Once the hydrogen has been produced, it is either stored on-site for future use or transported by pipeline, boat, or truck to its destination. Like natural gas, hydrogen can be transported and stored either as a gas or as a liquid at -423.4 degrees Fahrenheit. Hydrogen’s similarities to natural gas make it very familiar for the oil and natural gas industry to work with and handle.
In fact, companies, cities, and countries around the world, including in Texas, have started testing hydrogen in our pipeline infrastructure. Currently, the U.S. Department of Energy is testing hydrogen’s ability to be blended with natural gas into our systems around 10-15 percent. Due to differences in the molecules, pipelines that carry 100 percent clean hydrogen may require new infrastructure.
Hydrogen in our Lives
Hydrogen is a truly versatile energy carrier that can be integrated into many parts of our day-to-day lives. It can be used to cook like natural gas, power your truck down the highway, used in your backup generator, and power the industries that make Texas great.
Hydrogen has a key role to play in reducing industrial emissions. By leveraging clean hydrogen, chemical plants, concrete producers, and steelmakers will have a zero-emission fuel source with the energy density necessary to create the high heat that is required for those various industrial processes.

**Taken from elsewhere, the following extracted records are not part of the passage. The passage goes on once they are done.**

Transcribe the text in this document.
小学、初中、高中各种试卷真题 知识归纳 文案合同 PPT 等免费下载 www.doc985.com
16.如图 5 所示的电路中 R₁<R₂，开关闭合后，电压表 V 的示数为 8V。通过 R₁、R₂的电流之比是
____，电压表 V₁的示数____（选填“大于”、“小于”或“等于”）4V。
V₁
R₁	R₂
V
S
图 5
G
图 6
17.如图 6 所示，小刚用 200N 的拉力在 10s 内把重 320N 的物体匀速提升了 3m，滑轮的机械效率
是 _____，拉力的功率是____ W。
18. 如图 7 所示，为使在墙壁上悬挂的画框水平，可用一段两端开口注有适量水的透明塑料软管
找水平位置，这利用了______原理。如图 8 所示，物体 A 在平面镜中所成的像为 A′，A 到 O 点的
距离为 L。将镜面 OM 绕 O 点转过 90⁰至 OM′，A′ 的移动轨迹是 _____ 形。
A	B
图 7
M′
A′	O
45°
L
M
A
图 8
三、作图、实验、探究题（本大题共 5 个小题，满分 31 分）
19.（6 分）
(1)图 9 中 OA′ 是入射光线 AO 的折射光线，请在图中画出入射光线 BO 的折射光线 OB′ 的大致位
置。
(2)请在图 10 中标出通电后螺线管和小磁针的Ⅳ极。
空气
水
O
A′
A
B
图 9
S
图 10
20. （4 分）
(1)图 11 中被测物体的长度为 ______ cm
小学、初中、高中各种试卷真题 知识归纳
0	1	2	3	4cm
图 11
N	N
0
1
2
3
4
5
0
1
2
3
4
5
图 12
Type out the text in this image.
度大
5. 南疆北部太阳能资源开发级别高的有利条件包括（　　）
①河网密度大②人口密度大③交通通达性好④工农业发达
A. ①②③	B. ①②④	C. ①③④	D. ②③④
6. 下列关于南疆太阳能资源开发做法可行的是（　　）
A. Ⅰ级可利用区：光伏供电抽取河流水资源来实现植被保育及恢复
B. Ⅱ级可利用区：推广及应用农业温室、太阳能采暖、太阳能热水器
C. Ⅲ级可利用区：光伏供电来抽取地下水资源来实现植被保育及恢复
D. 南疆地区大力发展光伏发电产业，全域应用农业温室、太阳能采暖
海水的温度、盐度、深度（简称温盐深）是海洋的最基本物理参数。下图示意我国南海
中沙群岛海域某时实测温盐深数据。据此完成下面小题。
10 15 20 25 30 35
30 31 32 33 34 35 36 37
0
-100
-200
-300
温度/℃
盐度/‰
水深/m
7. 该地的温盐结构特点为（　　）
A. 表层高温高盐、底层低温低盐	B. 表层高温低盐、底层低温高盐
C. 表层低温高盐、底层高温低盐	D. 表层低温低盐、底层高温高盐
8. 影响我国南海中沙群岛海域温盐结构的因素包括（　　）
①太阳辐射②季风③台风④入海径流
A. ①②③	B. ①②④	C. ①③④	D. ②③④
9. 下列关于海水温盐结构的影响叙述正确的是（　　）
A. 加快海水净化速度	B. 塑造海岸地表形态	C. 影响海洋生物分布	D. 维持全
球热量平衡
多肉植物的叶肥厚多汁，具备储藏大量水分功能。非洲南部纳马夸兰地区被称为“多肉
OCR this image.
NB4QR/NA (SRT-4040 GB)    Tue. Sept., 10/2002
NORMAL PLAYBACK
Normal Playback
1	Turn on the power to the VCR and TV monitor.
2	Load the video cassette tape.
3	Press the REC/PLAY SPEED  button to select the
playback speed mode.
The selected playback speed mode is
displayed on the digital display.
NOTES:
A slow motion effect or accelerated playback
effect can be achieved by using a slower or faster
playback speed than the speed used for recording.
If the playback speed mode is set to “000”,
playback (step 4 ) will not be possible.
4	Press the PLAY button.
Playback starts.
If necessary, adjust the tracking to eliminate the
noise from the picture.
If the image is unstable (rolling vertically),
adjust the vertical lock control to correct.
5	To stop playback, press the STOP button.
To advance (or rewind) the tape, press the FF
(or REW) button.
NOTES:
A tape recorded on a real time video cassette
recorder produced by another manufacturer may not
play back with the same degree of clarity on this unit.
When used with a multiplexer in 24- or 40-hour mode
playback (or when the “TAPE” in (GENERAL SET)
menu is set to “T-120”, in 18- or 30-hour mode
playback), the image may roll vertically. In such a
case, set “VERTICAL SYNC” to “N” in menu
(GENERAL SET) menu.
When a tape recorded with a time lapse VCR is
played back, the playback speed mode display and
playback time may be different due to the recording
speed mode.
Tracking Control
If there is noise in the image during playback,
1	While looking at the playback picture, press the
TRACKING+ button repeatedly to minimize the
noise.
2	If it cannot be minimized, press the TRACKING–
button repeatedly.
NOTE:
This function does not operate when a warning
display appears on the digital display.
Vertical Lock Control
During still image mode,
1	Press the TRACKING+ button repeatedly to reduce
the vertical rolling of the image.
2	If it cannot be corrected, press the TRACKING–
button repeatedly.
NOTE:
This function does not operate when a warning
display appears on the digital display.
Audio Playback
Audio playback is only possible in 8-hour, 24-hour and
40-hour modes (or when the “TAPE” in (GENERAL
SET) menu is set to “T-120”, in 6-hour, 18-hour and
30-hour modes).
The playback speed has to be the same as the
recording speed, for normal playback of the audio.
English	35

These industries, which cannot easily use electricity to reduce their emissions, are called hard-to-abate (or hard-to-electrify) sectors and would benefit significantly from the use of hydrogen derived from natural gas. They can continue to produce their critical goods to build highways, homes, and cars without making significant compromises that would decrease their productivity. Additionally, they can reduce emissions in heavily industrialized areas, improving the health of the community and attracting even more investment to the area. In fact, companies are developing hydrogen hubs, centralized groups of industry and hydrogen infrastructure, to decarbonize large areas. One of these low-carbon hubs is developing near Houston, along the Texas Gulf Coast.
The Future of Hydrogen
While some may view hydrogen as a relative newcomer to the energy world, it is quickly rising up the ranks as a key technology to leverage existing resources, grow the economy, and reduce emissions. Not only can it be produced by multiple energy sources, but hydrogen is also a truly flexible energy carrier that can power everything from your truck to the 600-worker factory down the road. Hydrogen will continue to grow in the oil and natural gas industry, providing a low-emission fuel for years to come, combining the benefits of natural gas and renewables.